To put this in context, the top easy-access rate is currently 5%. You'd need £20,000 in it to generate £1,000 interest, so only basic-rate taxpayers with more than that would pay tax (for higher-rate taxpayers it's over £10,000). This, combined with cash ISAs below, means all but the biggest savers won't pay any tax on interest at all.
How you pay tax on savings, if you need to. If you're sent a self-assessment tax form (ie, tax return) to do each year, you do it via that. If not, and your interest is under £10,000/yr, you don't need to do anything - the tax office (HMRC) will simply change your tax code. If you get more than £10,000 interest, you'll need to do a tax return.
2. You can save £20,000 tax-free each year in a cash ISA - this is on top of other allowances
Cash ISAs are just savings accounts where the interest is NEVER taxed, and crucially the interest doesn't count towards your Starting Savings Rate or Personal Savings Allowance, so this is extra on top of those. See my 'Understanding ISAs is a piece of cake' video, as a primer.
It's a crucial extra allowance, which anyone who earns or saves enough to pay tax on savings interest (or thinks they may do in future) should take advantage of. Plus, right now, top cash ISA rates are either better, or only a little less, than top normal savings, so there's no real rate sacrifice involved.
To show you how important this is, imagine £20,000 that would otherwise be taxed, over a year:
- In the top easy-access cash ISA, you'd earn 4.87%, so £974 interest.

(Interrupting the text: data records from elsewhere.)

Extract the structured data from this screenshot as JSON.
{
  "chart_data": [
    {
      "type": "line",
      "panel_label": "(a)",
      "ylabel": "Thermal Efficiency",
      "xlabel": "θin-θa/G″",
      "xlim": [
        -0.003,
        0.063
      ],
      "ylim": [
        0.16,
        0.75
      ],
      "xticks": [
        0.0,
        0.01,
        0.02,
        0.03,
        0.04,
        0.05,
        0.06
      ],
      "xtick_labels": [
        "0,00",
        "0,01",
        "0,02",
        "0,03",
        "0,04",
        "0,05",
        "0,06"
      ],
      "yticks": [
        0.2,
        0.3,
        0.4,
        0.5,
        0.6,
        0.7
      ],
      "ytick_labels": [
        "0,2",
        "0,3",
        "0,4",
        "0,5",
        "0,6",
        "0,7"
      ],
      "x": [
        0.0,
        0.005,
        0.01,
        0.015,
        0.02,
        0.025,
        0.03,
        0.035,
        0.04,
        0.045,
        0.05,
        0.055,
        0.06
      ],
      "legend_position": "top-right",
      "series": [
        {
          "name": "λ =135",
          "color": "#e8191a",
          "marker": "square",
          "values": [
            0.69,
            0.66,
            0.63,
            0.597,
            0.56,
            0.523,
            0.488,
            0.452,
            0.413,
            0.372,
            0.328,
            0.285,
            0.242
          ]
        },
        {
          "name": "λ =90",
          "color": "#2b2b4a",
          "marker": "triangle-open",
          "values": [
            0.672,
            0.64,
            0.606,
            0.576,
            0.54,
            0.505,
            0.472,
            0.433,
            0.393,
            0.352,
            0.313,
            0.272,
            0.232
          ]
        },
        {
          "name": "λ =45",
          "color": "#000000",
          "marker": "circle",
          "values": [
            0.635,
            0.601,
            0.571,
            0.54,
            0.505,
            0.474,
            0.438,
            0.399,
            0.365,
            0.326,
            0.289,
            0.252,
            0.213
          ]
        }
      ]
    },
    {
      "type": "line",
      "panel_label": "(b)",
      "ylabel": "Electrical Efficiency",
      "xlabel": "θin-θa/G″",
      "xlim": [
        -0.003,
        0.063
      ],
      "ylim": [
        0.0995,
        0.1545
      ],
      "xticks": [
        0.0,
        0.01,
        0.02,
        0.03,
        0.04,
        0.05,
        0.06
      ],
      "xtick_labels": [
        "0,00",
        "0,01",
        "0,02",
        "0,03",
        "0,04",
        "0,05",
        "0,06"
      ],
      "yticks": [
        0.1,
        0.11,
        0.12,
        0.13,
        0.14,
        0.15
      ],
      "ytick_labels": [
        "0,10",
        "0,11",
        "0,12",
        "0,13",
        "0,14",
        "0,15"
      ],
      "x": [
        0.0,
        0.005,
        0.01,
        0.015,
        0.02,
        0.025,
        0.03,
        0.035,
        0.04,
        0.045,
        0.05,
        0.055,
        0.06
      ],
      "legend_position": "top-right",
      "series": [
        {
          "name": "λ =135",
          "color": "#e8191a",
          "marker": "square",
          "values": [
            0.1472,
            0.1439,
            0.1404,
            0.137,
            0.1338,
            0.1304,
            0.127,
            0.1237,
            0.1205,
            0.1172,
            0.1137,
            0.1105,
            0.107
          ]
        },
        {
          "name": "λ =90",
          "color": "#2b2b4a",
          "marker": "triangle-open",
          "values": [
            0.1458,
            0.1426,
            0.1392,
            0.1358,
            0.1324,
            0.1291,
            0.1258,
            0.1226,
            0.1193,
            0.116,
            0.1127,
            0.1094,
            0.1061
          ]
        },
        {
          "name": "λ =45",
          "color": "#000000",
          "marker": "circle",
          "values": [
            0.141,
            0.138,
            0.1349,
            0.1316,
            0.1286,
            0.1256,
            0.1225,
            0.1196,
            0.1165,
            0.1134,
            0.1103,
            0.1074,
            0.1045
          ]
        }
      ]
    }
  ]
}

- In top normal savings, you could get 5% interest, so that's £1,000 interest with no tax, but just £800 with 20% tax, £600 with 40% tax or £550 at 45% tax. In other words, in those cases, the top cash ISAs smack the pants off normal savings.
And, crucially, once you've put money in a cash ISA, it stays tax-free year after year. So, you could have put £20,000 in last year, £20,000 in this tax year, and (unless the limit changes) £20,000 in next tax year. It can end up being a huge sum. All the best buys are in the easy-access and top fixes sections above.
Don't let your money fester on poor cash ISA rates
Too many think they put their money in a cash ISA and it's stuck there. It's not - you've a right to transfer it to a new top payer. Yet don't just withdraw the cash - you'll lose its ISA status. Instead, apply for a new cash ISA, and as part of the application, you'll be asked whether you want them to transfer your existing cash ISA over...
- You don't need to be adding any money to do this.
- It doesn't use up your £20,000 allowance - that's only for new money.
- Got an old fixed-rate cash ISA? See whether it's worth paying the penalty to move it via our 'Should I ditch my fixed ISA?' calc.
- All the top fixed rate and top easy-access cash ISAs allow transfers, though with the easy-access ones you usually don't get the newbie rates.
3. You can put £50,000 tax-free in Premium Bonds but the prize fund rate is about to drop to 3.6%
I'm not the biggest fan of Premium Bonds for most people. The vast majority of those with typical luck will do better just putting money in top savings. Premium Bonds' tax-free nature, though, does mean they come into their own for people who pay tax on savings and have used up their ISA allowance.
In that case, provided you're putting a larger amount in (as you need to do that to have a decent chance of winning closer to the published prize rate), they can be a good option. For a full explanation, see our Are Premium Bonds worth it? guide.